The Ridgeway Country Club was located on a wooded spread at the eastern end of Central Avenue. At the door of the ballroom, a fancy professionally painted sign which rested on an easel announced: The Ridgeway Country Club proudly presents the annual collegiate Rhapsody-in-Blue dinner-dance. Sophisticated music by Ron Rainer.

Our first steps inside the ballroom confirmed what I had feared: Everybody looked so damn belonging ... so damn
elegant out on the dance floor, and where in the world did they learn those fancy steps?
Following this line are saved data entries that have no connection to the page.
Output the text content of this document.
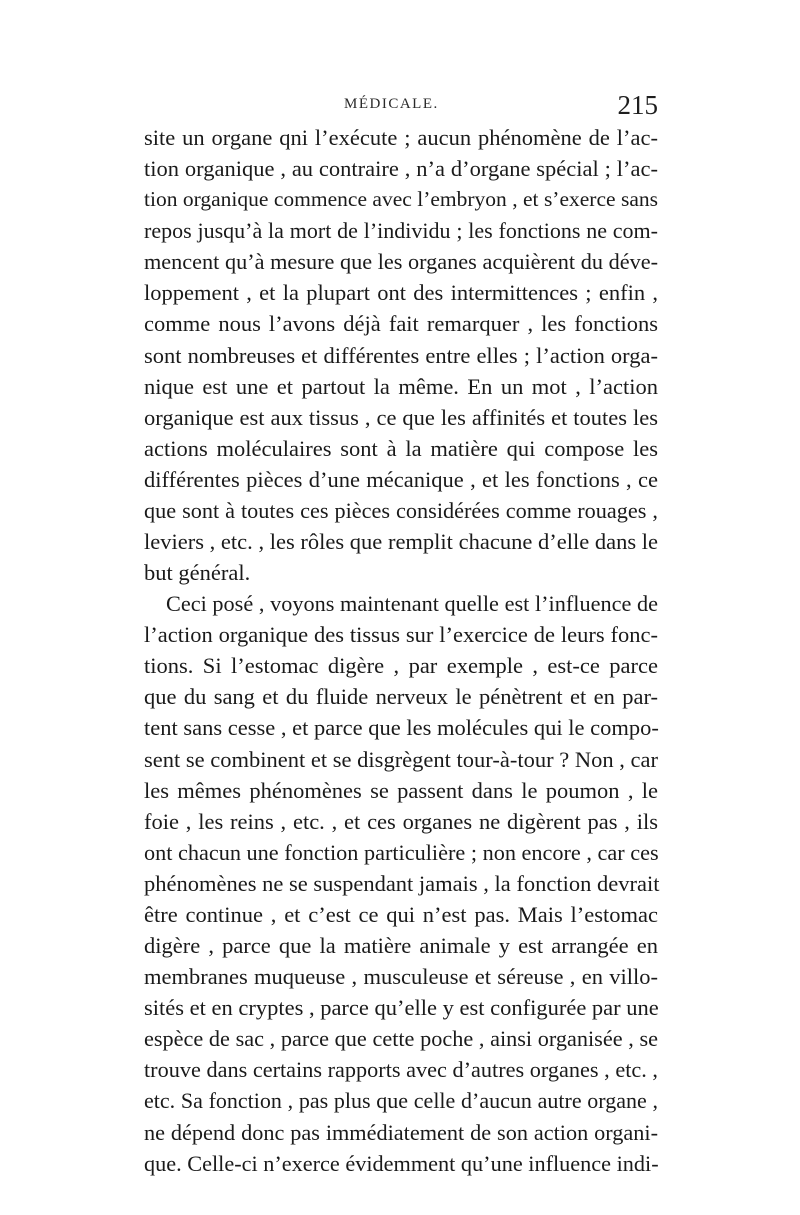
MÉDICALE.	215
site un organe qni l’exécute ; aucun phénomène de l’ac-
tion organique , au contraire , n’a d’organe spécial ; l’ac-
tion organique commence avec l’embryon , et s’exerce sans
repos jusqu’à la mort de l’individu ; les fonctions ne com-
mencent qu’à mesure que les organes acquièrent du déve-
loppement , et la plupart ont des intermittences ; enfin ,
comme nous l’avons déjà fait remarquer , les fonctions
sont nombreuses et différentes entre elles ; l’action orga-
nique est une et partout la même. En un mot , l’action
organique est aux tissus , ce que les affinités et toutes les
actions moléculaires sont à la matière qui compose les
différentes pièces d’une mécanique , et les fonctions , ce
que sont à toutes ces pièces considérées comme rouages ,
leviers , etc. , les rôles que remplit chacune d’elle dans le
but général.
Ceci posé , voyons maintenant quelle est l’influence de
l’action organique des tissus sur l’exercice de leurs fonc-
tions. Si l’estomac digère , par exemple , est-ce parce
que du sang et du fluide nerveux le pénètrent et en par-
tent sans cesse , et parce que les molécules qui le compo-
sent se combinent et se disgrègent tour-à-tour ? Non , car
les mêmes phénomènes se passent dans le poumon , le
foie , les reins , etc. , et ces organes ne digèrent pas , ils
ont chacun une fonction particulière ; non encore , car ces
phénomènes ne se suspendant jamais , la fonction devrait
être continue , et c’est ce qui n’est pas. Mais l’estomac
digère , parce que la matière animale y est arrangée en
membranes muqueuse , musculeuse et séreuse , en villo-
sités et en cryptes , parce qu’elle y est configurée par une
espèce de sac , parce que cette poche , ainsi organisée , se
trouve dans certains rapports avec d’autres organes , etc. ,
etc. Sa fonction , pas plus que celle d’aucun autre organe ,
ne dépend donc pas immédiatement de son action organi-
que. Celle-ci n’exerce évidemment qu’une influence indi-
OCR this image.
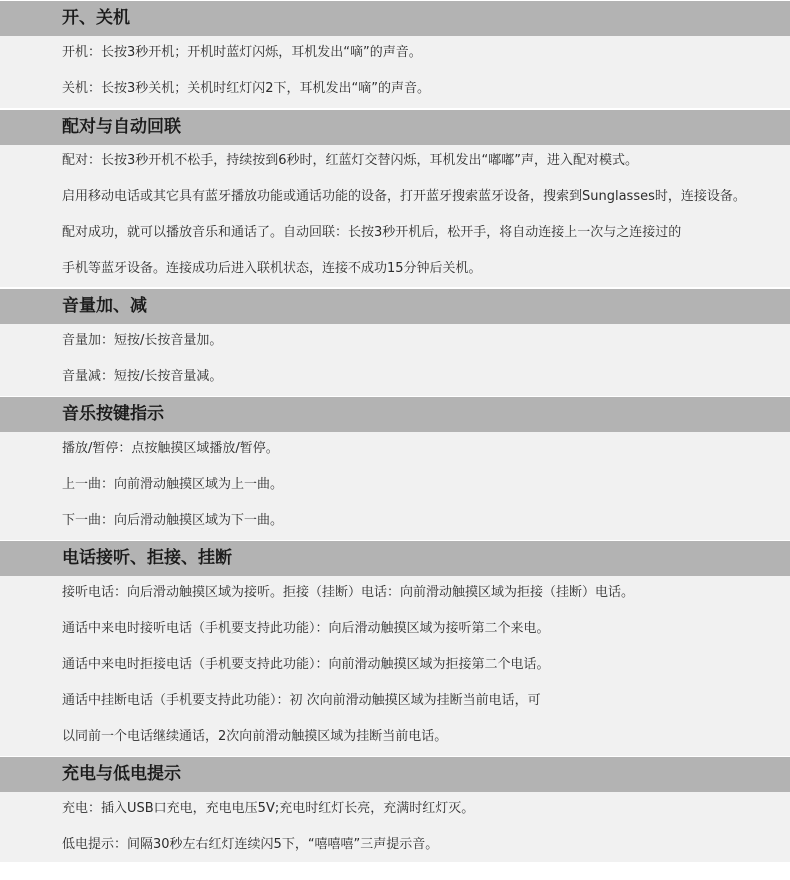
开、关机
开机：长按3秒开机；开机时蓝灯闪烁，耳机发出“嘀”的声音。
关机：长按3秒关机；关机时红灯闪2下，耳机发出“嘀”的声音。
配对与自动回联
配对：长按3秒开机不松手，持续按到6秒时，红蓝灯交替闪烁，耳机发出“嘟嘟”声，进入配对模式。
启用移动电话或其它具有蓝牙播放功能或通话功能的设备，打开蓝牙搜索蓝牙设备，搜索到Sunglasses时，连接设备。
配对成功，就可以播放音乐和通话了。自动回联：长按3秒开机后，松开手，将自动连接上一次与之连接过的
手机等蓝牙设备。连接成功后进入联机状态，连接不成功15分钟后关机。
音量加、减
音量加：短按/长按音量加。
音量减：短按/长按音量减。
音乐按键指示
播放/暂停：点按触摸区域播放/暂停。
上一曲：向前滑动触摸区域为上一曲。
下一曲：向后滑动触摸区域为下一曲。
电话接听、拒接、挂断
接听电话：向后滑动触摸区域为接听。拒接（挂断）电话：向前滑动触摸区域为拒接（挂断）电话。
通话中来电时接听电话（手机要支持此功能）：向后滑动触摸区域为接听第二个来电。
通话中来电时拒接电话（手机要支持此功能）：向前滑动触摸区域为拒接第二个电话。
通话中挂断电话（手机要支持此功能）：初 次向前滑动触摸区域为挂断当前电话，可
以同前一个电话继续通话，2次向前滑动触摸区域为挂断当前电话。
充电与低电提示
充电：插入USB口充电，充电电压5V;充电时红灯长亮，充满时红灯灭。
低电提示：间隔30秒左右红灯连续闪5下，“嘻嘻嘻”三声提示音。
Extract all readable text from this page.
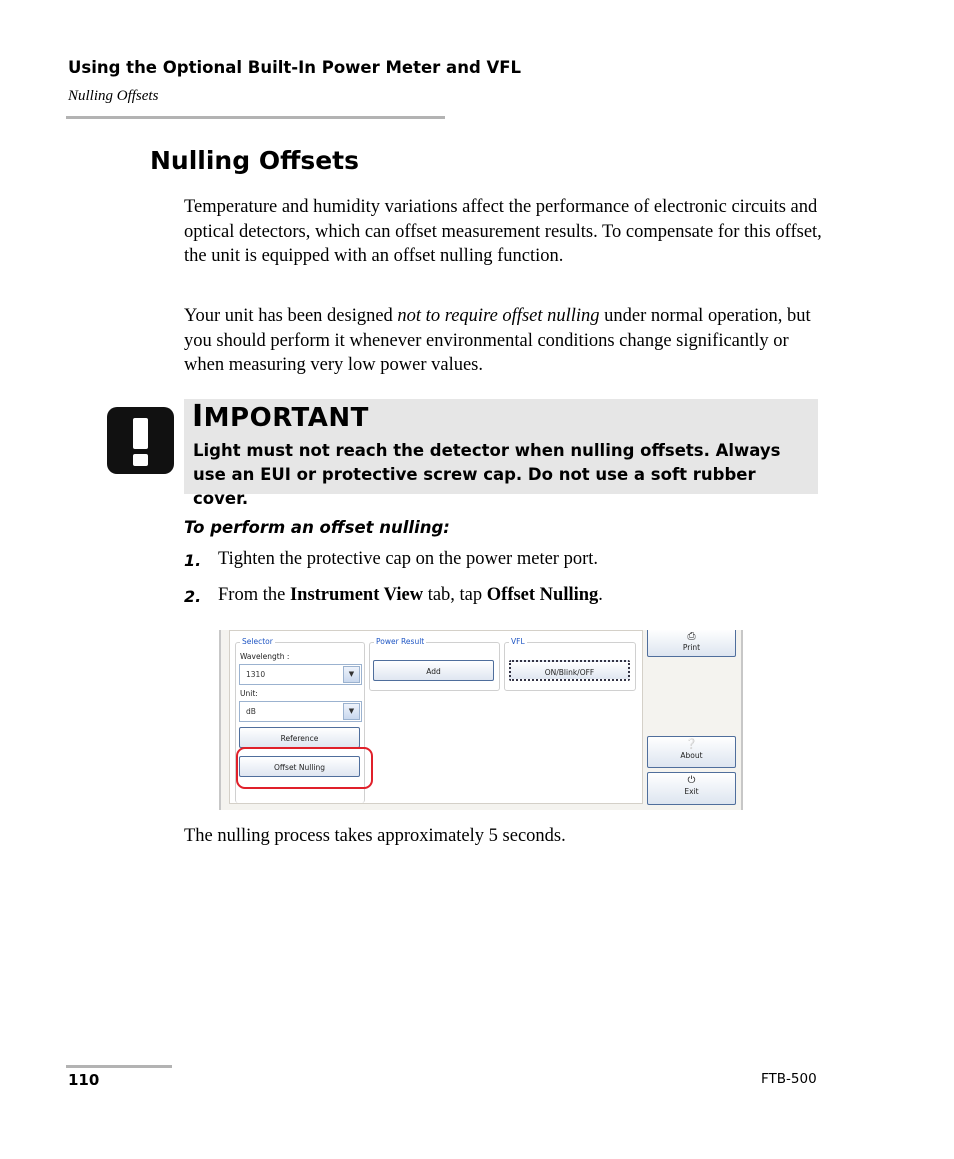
Using the Optional Built-In Power Meter and VFL
Nulling Offsets
Nulling Offsets

Temperature and humidity variations affect the performance of electronic circuits and optical detectors, which can offset measurement results. To compensate for this offset, the unit is equipped with an offset nulling function.

Your unit has been designed not to require offset nulling under normal operation, but you should perform it whenever environmental conditions change significantly or when measuring very low power values.

IMPORTANT
Light must not reach the detector when nulling offsets. Always use an EUI or protective screw cap. Do not use a soft rubber cover.
To perform an offset nulling:
1. Tighten the protective cap on the power meter port.
2. From the Instrument View tab, tap Offset Nulling.
Selector
Wavelength :
1310	▼
Unit:
dB	▼
Reference
Offset Nulling
Power Result
Add
VFL
ON/Blink/OFF
⎙
Print
❔
About
⏻
Exit
The nulling process takes approximately 5 seconds.
110	FTB-500
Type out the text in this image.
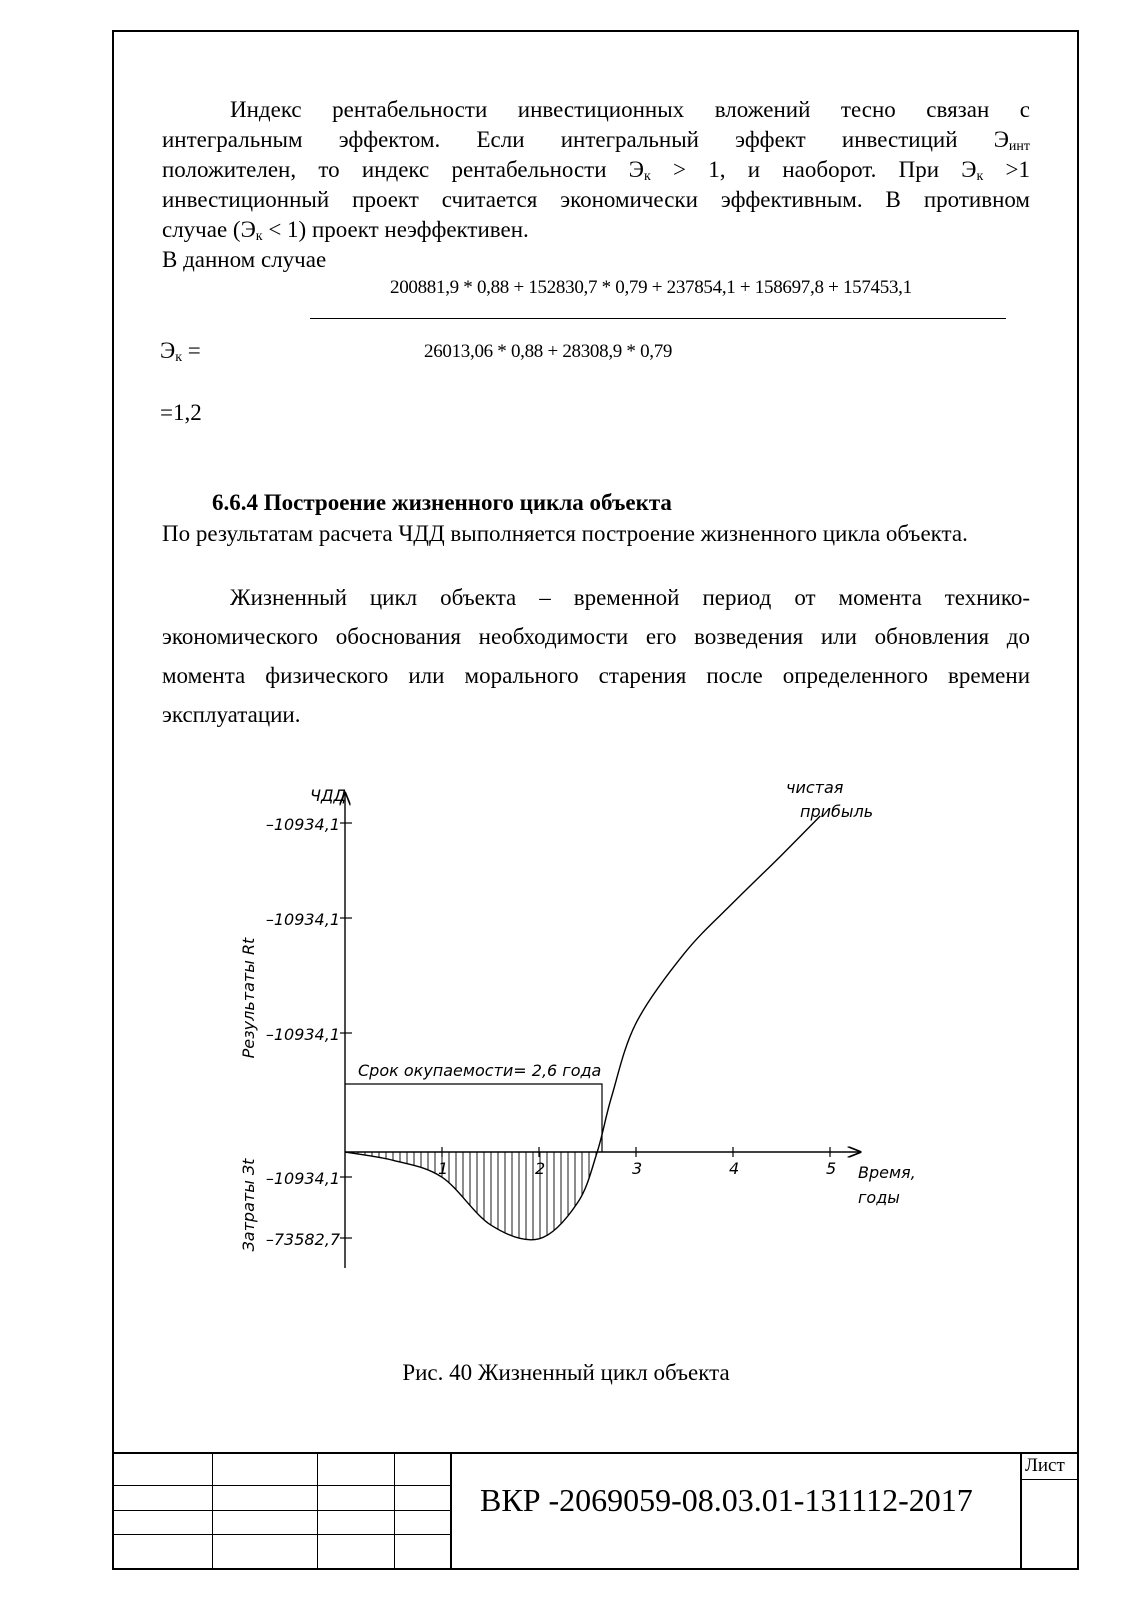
Индекс рентабельности инвестиционных вложений тесно связан с
интегральным эффектом. Если интегральный эффект инвестиций $Э_{инт}$
положителен, то индекс рентабельности $Э_к > 1$, и наоборот. При $Э_к >1$
инвестиционный проект считается экономически эффективным. В противном
случае $(Э_к < 1)$ проект неэффективен.
В данном случае
200881,9 * 0,88 + 152830,7 * 0,79 + 237854,1 + 158697,8 + 157453,1
$Э_к$ =	26013,06 * 0,88 + 28308,9 * 0,79
=1,2
6.6.4 Построение жизненного цикла объекта
По результатам расчета ЧДД выполняется построение жизненного цикла объекта.
Жизненный цикл объекта – временной период от момента технико-экономического обоснования необходимости его возведения или обновления до момента физического или морального старения после определенного времени эксплуатации.
–10934,1
–10934,1
–10934,1
–10934,1
–73582,7
ЧДД
Результаты Rt
Затраты Зt	1	2	3	4	5 Время,
годы
Срок окупаемости= 2,6 года
чистая
прибыль
Рис. 40 Жизненный цикл объекта
ВКР -2069059-08.03.01-131112-2017
Лист
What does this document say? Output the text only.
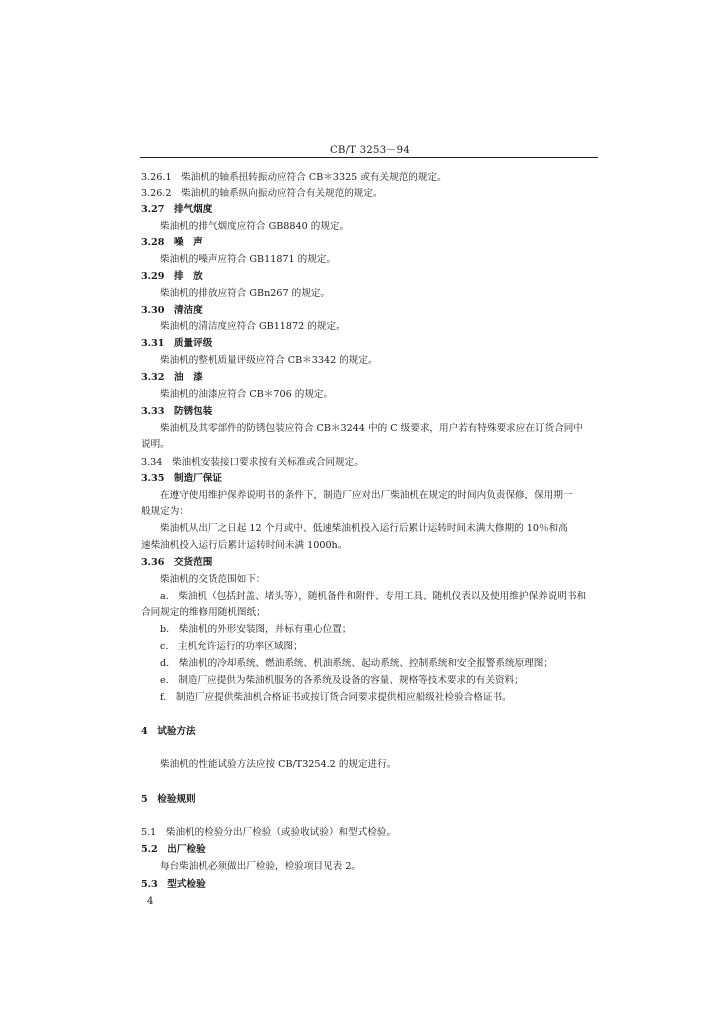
CB/T 3253－94
3.26.1　柴油机的轴系扭转振动应符合 CB＊3325 或有关规范的规定。
3.26.2　柴油机的轴系纵向振动应符合有关规范的规定。
3.27　排气烟度
柴油机的排气烟度应符合 GB8840 的规定。
3.28　噪　声
柴油机的噪声应符合 GB11871 的规定。
3.29　排　放
柴油机的排放应符合 GBn267 的规定。
3.30　清洁度
柴油机的清洁度应符合 GB11872 的规定。
3.31　质量评级
柴油机的整机质量评级应符合 CB＊3342 的规定。
3.32　油　漆
柴油机的油漆应符合 CB＊706 的规定。
3.33　防锈包装
柴油机及其零部件的防锈包装应符合 CB＊3244 中的 C 级要求，用户若有特殊要求应在订货合同中
说明。
3.34　柴油机安装接口要求按有关标准或合同规定。
3.35　制造厂保证
在遵守使用维护保养说明书的条件下，制造厂应对出厂柴油机在规定的时间内负责保修，保用期一
般规定为：
柴油机从出厂之日起 12 个月或中、低速柴油机投入运行后累计运转时间未满大修期的 10％和高
速柴油机投入运行后累计运转时间未满 1000h。
3.36　交货范围
柴油机的交货范围如下：
a.　柴油机（包括封盖、堵头等），随机备件和附件、专用工具、随机仪表以及使用维护保养说明书和
合同规定的维修用随机图纸；
b.　柴油机的外形安装图，并标有重心位置；
c.　主机允许运行的功率区域图；
d.　柴油机的冷却系统、燃油系统、机油系统、起动系统、控制系统和安全报警系统原理图；
e.　制造厂应提供为柴油机服务的各系统及设备的容量、规格等技术要求的有关资料；
f.　制造厂应提供柴油机合格证书或按订货合同要求提供相应船级社检验合格证书。
4　试验方法
柴油机的性能试验方法应按 CB/T3254.2 的规定进行。
5　检验规则
5.1　柴油机的检验分出厂检验（或验收试验）和型式检验。
5.2　出厂检验
每台柴油机必须做出厂检验，检验项目见表 2。
5.3　型式检验
4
But God bless Ron Rainer, who granted me a reprieve. Pressing his baton between two outstretched palms, he stepped before the standing microphone to announce that dinner was now being served.

Good. That will give Marshall and me a little more time to talk, maybe he’ll get to like me a little before he finds out that I never learned to dance.

As he pulled out my chair, I said (Lord, forgive me this lie), “I’m seriously considering going to the University of Alabama. Do you like it there in Tuscaloosa?”

Without exactly answering, he said that his fraternity (ZBT) of which he is treasurer “throws the best parties on campus” and that the University’s school of business (of which he is a student—natch!) is “the best in the country.”

As I slowly nodded in a way calculated to make him think that I was trying to accommodate myself to the grandeur of it, I instead began wondering whatever happened to the likes of the Wharton School of Finance or Harvard’s School of Business? Had they (to keep faith with young Mr. Lubin) dissolved into fantasyland?